A new Market Watch article spells out the results of a study that pulled data from an employment report from University of Oxford, processed into a visual chart by Visual Capitalist.
Not surprising, but retail service jobs are likely to do poorly, while high-touch occupations like nursing and teaching are likely to remain. Overall – and quite unfortunately for society – most of the job losses will be among relatively unskilled workers.
While there have been huge disruptions to employment in the past, there have been new jobs created, which is hard to foresee from this chart.
Consider the chart a career planning guide! I’m somewhat relieved that “Software Developers and Programmers” are relatively safe, although surprised as code is increasingly written by code!

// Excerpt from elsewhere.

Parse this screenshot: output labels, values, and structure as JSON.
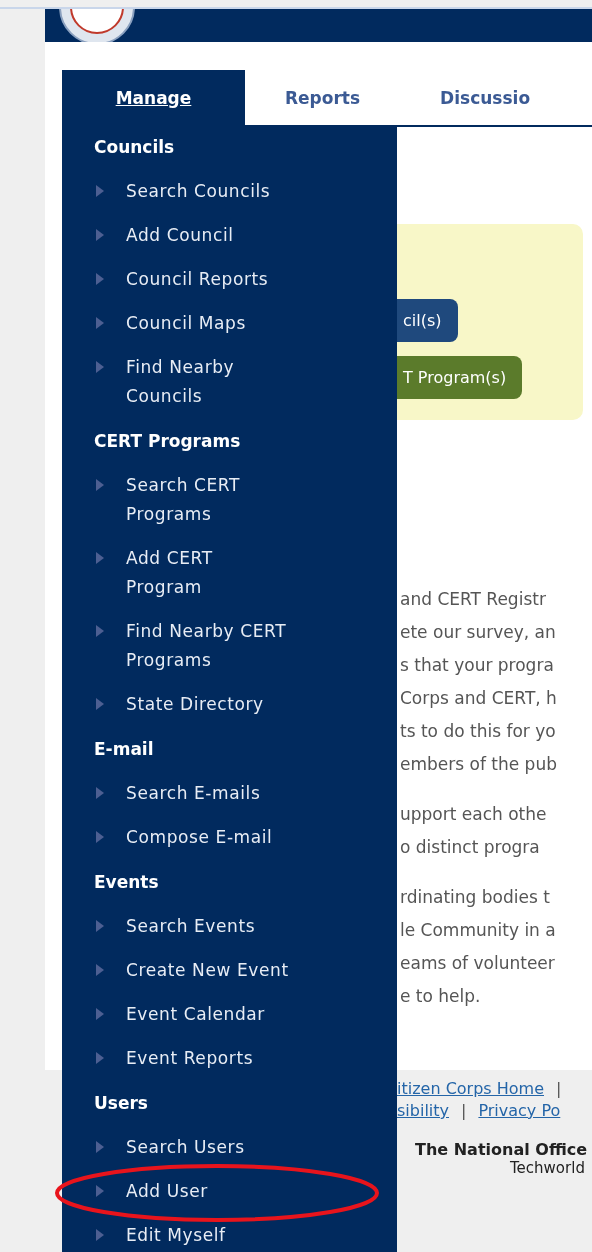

There is a surprising amount of creativity that goes into designing the software, that isn’t directly related to the code, so I guess that’s the safe part?

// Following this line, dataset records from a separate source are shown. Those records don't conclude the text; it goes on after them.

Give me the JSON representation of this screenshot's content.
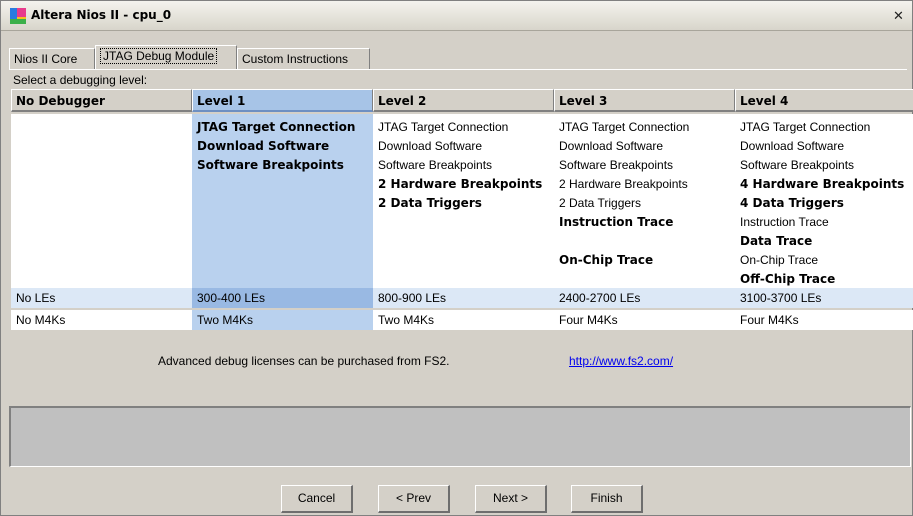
{
  "window": {
    "title": "Altera Nios II - cpu_0",
    "close_label": "✕"
  },
  "tabs": [
    {
      "label": "Nios II Core"
    },
    {
      "label": "JTAG Debug Module",
      "active": true
    },
    {
      "label": "Custom Instructions"
    }
  ],
  "section_label": "Select a debugging level:",
  "levels": [
    {
      "name": "No Debugger",
      "selected": false,
      "features": [],
      "les": "No LEs",
      "m4ks": "No M4Ks"
    },
    {
      "name": "Level 1",
      "selected": true,
      "features": [
        {
          "text": "JTAG Target Connection",
          "bold": true
        },
        {
          "text": "Download Software",
          "bold": true
        },
        {
          "text": "Software Breakpoints",
          "bold": true
        }
      ],
      "les": "300-400 LEs",
      "m4ks": "Two M4Ks"
    },
    {
      "name": "Level 2",
      "selected": false,
      "features": [
        {
          "text": "JTAG Target Connection",
          "bold": false
        },
        {
          "text": "Download Software",
          "bold": false
        },
        {
          "text": "Software Breakpoints",
          "bold": false
        },
        {
          "text": "2 Hardware Breakpoints",
          "bold": true
        },
        {
          "text": "2 Data Triggers",
          "bold": true
        }
      ],
      "les": "800-900 LEs",
      "m4ks": "Two M4Ks"
    },
    {
      "name": "Level 3",
      "selected": false,
      "features": [
        {
          "text": "JTAG Target Connection",
          "bold": false
        },
        {
          "text": "Download Software",
          "bold": false
        },
        {
          "text": "Software Breakpoints",
          "bold": false
        },
        {
          "text": "2 Hardware Breakpoints",
          "bold": false
        },
        {
          "text": "2 Data Triggers",
          "bold": false
        },
        {
          "text": "Instruction Trace",
          "bold": true
        },
        {
          "text": "",
          "bold": false
        },
        {
          "text": "On-Chip Trace",
          "bold": true
        }
      ],
      "les": "2400-2700 LEs",
      "m4ks": "Four M4Ks"
    },
    {
      "name": "Level 4",
      "selected": false,
      "features": [
        {
          "text": "JTAG Target Connection",
          "bold": false
        },
        {
          "text": "Download Software",
          "bold": false
        },
        {
          "text": "Software Breakpoints",
          "bold": false
        },
        {
          "text": "4 Hardware Breakpoints",
          "bold": true
        },
        {
          "text": "4 Data Triggers",
          "bold": true
        },
        {
          "text": "Instruction Trace",
          "bold": false
        },
        {
          "text": "Data Trace",
          "bold": true
        },
        {
          "text": "On-Chip Trace",
          "bold": false
        },
        {
          "text": "Off-Chip Trace",
          "bold": true
        }
      ],
      "les": "3100-3700 LEs",
      "m4ks": "Four M4Ks"
    }
  ],
  "license": {
    "text": "Advanced debug licenses can be purchased from FS2.",
    "link": "http://www.fs2.com/"
  },
  "buttons": {
    "cancel": "Cancel",
    "prev": "< Prev",
    "next": "Next >",
    "finish": "Finish"
  }
}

There isn’t a direct category that I could slot production and post production into, but since creativity in general will be valued, I think that creativity will continue to be valued. On the other hand, relatively routine tasks like organization and preparing for editing is likely to be vulnerable.
For an indication of when the jobs will disappear, consider this article about a paper: “When Will AI Exceed Human Performance? Evidence from AI Experts.” In this study, experts where asked their expectation as to when jobs would be eliminated. Bottom line, they could all be gone in 125 years.